The advanced chatbot could be an essential time-saving tool for teachers, but some have concerns.
Since its release, ChatGPT has been making the rounds online and creating important discussions around AI and its impact on education. Launched in late 2022 by OpenAI, the AI tool, which stands for Chat Generative Pre-Trained Transformer, lets you type in questions and receive accurate, sometimes even creative responses. It’s an impressive innovation in modern technology that has the power to do everything from serve as a brainstorming buddy when you’re stuck writing something to answering complex math and science questions.

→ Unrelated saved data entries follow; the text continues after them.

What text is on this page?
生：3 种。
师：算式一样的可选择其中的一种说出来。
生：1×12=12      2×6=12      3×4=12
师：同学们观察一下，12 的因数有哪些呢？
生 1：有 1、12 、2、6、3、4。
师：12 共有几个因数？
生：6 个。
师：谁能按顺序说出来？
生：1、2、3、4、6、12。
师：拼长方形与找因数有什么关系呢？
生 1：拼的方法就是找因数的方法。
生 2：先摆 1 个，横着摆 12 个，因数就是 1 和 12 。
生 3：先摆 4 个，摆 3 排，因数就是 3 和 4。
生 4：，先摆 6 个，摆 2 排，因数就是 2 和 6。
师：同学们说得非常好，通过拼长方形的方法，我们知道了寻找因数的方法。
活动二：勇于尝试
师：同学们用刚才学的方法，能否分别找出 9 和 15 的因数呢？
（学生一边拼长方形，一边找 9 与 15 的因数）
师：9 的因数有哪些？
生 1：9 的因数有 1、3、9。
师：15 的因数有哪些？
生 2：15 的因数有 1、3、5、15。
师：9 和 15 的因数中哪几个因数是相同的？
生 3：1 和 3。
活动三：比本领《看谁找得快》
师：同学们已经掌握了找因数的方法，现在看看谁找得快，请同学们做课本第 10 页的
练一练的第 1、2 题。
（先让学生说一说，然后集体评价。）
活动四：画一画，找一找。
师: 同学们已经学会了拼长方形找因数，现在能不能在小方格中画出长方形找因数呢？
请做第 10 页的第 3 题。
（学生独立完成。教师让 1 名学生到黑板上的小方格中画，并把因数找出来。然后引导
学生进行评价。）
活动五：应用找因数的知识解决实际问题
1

Though it’s only been around for less than a year, it has educators both embracing it and fearing it at the same time. Regardless of what your stance is on AI, it’s important to remember that technology is a neutral tool and not inherently good or bad. And one thing is certain—it’s destined to impact our culture and change schools across the globe as we learn more about what it’s fully capable of. So, how can educators learn to teach with or around it?
At FACTS Elevate 2023, we’ll offer two informative, can’t-miss sessions about how educators can work with ChatGPT. In the meantime, here’s how the AI tool is starting to appear in K-12 schools and how educators are responding.
Concerns around academic integrity
As soon as ChatGPT was released, educators world-wide panicked and made negative assumptions that it was an easy way for students to cheat on essays and exams. The second-largest school district in the U.S., Los Angeles Unified, immediately blocked access from its schools’ network to “protect academic honesty.” Other school districts quickly followed.
From Seattle to Alabama in the U.S. to New South Wales in Australia, school districts within the English-speaking world were beginning to ban the software. Other schools and universities warned students against using ChatGPT to cheat.
It’s easy to understand why educators feel threatened. This new powerful and accessible tool popped up with zero warning, leaving school leaders uninformed and unsure what to make of it. With so many things on teachers’ plates, the last thing they need to worry about are new ways their students can be academically lazy or dishonest.
But technology experts warn banning ChatGPT is not the way to go. Why? Because it simply won’t work, they say. Students often have access to laptops, cell phones, or other devices that allow them greater freedom on the internet than what they’re confined to on their school network.
With that in mind, some school leaders took a different approach. Instead of fearing the worst, they looked to the positive and found ways this new, exciting AI tool could enhance the education experience and even serve as a classroom aid.
ChatGPT shows it could actually make education better
Cherie Shields, an Oregon-based high school teacher, recently tasked her students in one of her classes to produce outlines for their essays. These compositions focused on drawing comparisons and contrasts between two 19th-century short stories, exploring themes related to gender and mental health.
After ChatGPT generated the outlines, the students stored their laptops and proceeded to handwrite their essays. Though it created the framework for the assignment, Shields believes utilizing the tool helped her students think deeper and more thoughtfully about the short stories they read.
But assisting students with their class assignments is just the tip of the iceberg. It can also help generate ideas for classroom activities, create solved examples of math problems, make flash cards, and write personalized lesson plans for students, amongst many other possibilities.
Dr. Monica Burns, EdTech and curriculum consultant and presenter on ChatGPT at FACTS Elevate 2023, has produced multiple articles and podcasts about AI in classrooms, which include loads of possible use cases. For example, she writes here about how a teacher could ask the tool to generate writing prompts.
One of the best wins with this advanced chatbot? It saves teachers valuable time. By using the tool to effectively automate routine tasks and amplify their pedagogy, it allows teachers to focus on what really matters. To get more out of it, Dr. Burns also writes about how educators can research helpful tips on using ChatGPT from other educators that have more experience with the tool.
Wondering how other AI tools can enhance the classroom and learning experience for students? From image generators to mind maps, there’s a handful of useful AI teaching tools in the market designed to empower educators and help them work smarter and more efficient.
Now that AI is here, there’s no going back. Instead of trying to ignore that it exists, let’s focus on ways we can leverage ChatGPT to improve teaching and learning, and prepare students for a future filled with powerful technology that has unlimited possibilities.